Conteh v Parking Partners Ltd UKEAT/0288/10
This case concerned events taking place before the Equality Act 2010 came into effect. There is a new provision under the Act which now renders an employer liable to third party harassment in limited circumstances.
Ms Conteh was a car park attendant at a residential development in Southwark. Her employer was the contractor to the development owner. She was not supposed to allow anyone to leave the car park without paying unless their tickets had been validated. When she was approached by someone who did not have a validated ticket she told her that she could not leave. She was subject to significant racial abuse the following day. She complained to her manager who spoke to the third party employees who denied any abuse. He reviewed the CCTV coverage but did not believe it was strong enough to prove the racial harassment allegations. As Parking Partners had no authority to take action against the third parties they instructed Ms Conteh that she should allow all the third party’s staff to leave the car park without paying regardless of whether or not their ticket has been validated in order not to rock the boat.

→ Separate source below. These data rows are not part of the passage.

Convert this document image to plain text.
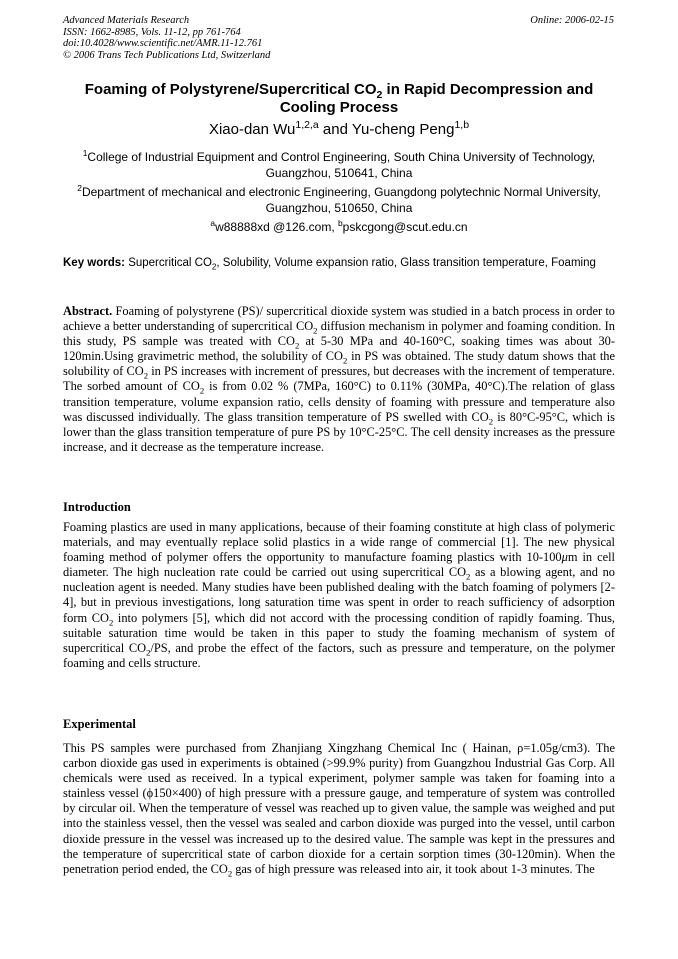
Advanced Materials Research
ISSN: 1662-8985, Vols. 11-12, pp 761-764
doi:10.4028/www.scientific.net/AMR.11-12.761
© 2006 Trans Tech Publications Ltd, Switzerland
Online: 2006-02-15
Foaming of Polystyrene/Supercritical $CO_2$ in Rapid Decompression and Cooling Process
Xiao-dan Wu$^{1,2,a}$ and Yu-cheng Peng$^{1,b}$
$^1$College of Industrial Equipment and Control Engineering, South China University of Technology, Guangzhou, 510641, China
$^2$Department of mechanical and electronic Engineering, Guangdong polytechnic Normal University, Guangzhou, 510650, China
$^a$w88888xd @126.com, $^b$pskcgong@scut.edu.cn
Key words: Supercritical $CO_2$, Solubility, Volume expansion ratio, Glass transition temperature, Foaming
Abstract. Foaming of polystyrene (PS)/ supercritical dioxide system was studied in a batch process in order to achieve a better understanding of supercritical $CO_2$ diffusion mechanism in polymer and foaming condition. In this study, PS sample was treated with $CO_2$ at 5-30 MPa and 40-160°C, soaking times was about 30-120min.Using gravimetric method, the solubility of $CO_2$ in PS was obtained. The study datum shows that the solubility of $CO_2$ in PS increases with increment of pressures, but decreases with the increment of temperature. The sorbed amount of $CO_2$ is from 0.02 % (7MPa, 160°C) to 0.11% (30MPa, 40°C).The relation of glass transition temperature, volume expansion ratio, cells density of foaming with pressure and temperature also was discussed individually. The glass transition temperature of PS swelled with $CO_2$ is 80°C-95°C, which is lower than the glass transition temperature of pure PS by 10°C-25°C. The cell density increases as the pressure increase, and it decrease as the temperature increase.
Introduction
Foaming plastics are used in many applications, because of their foaming constitute at high class of polymeric materials, and may eventually replace solid plastics in a wide range of commercial [1]. The new physical foaming method of polymer offers the opportunity to manufacture foaming plastics with 10-100μm in cell diameter. The high nucleation rate could be carried out using supercritical $CO_2$ as a blowing agent, and no nucleation agent is needed. Many studies have been published dealing with the batch foaming of polymers [2-4], but in previous investigations, long saturation time was spent in order to reach sufficiency of adsorption form $CO_2$ into polymers [5], which did not accord with the processing condition of rapidly foaming. Thus, suitable saturation time would be taken in this paper to study the foaming mechanism of system of supercritical $CO_2/PS$, and probe the effect of the factors, such as pressure and temperature, on the polymer foaming and cells structure.
Experimental
This PS samples were purchased from Zhanjiang Xingzhang Chemical Inc ( Hainan, ρ=1.05g/cm3). The carbon dioxide gas used in experiments is obtained (>99.9% purity) from Guangzhou Industrial Gas Corp. All chemicals were used as received. In a typical experiment, polymer sample was taken for foaming into a stainless vessel (ϕ150×400) of high pressure with a pressure gauge, and temperature of system was controlled by circular oil. When the temperature of vessel was reached up to given value, the sample was weighed and put into the stainless vessel, then the vessel was sealed and carbon dioxide was purged into the vessel, until carbon dioxide pressure in the vessel was increased up to the desired value. The sample was kept in the pressures and the temperature of supercritical state of carbon dioxide for a certain sorption times (30-120min). When the penetration period ended, the $CO_2$ gas of high pressure was released into air, it took about 1-3 minutes. The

Ms Conteh then brought tribunal claims under the Race Relations Act 1976 against Parking Partners for direct race discrimination and harassment but was unsuccessful. It was held that its inaction did not create the hostile environment nor make matters worse and this was not on the grounds of her race. Parking Partners would have acted the same way regardless of the race of the member of staff who complained so she had not been treated less favourably.
Key point: The decision is surprising and shows how difficult it is for an employee to succeed with discrimination or harassment claims arising from the conduct of others. The Equality Act 2010 may not have assisted her either had the Act been in force at the time.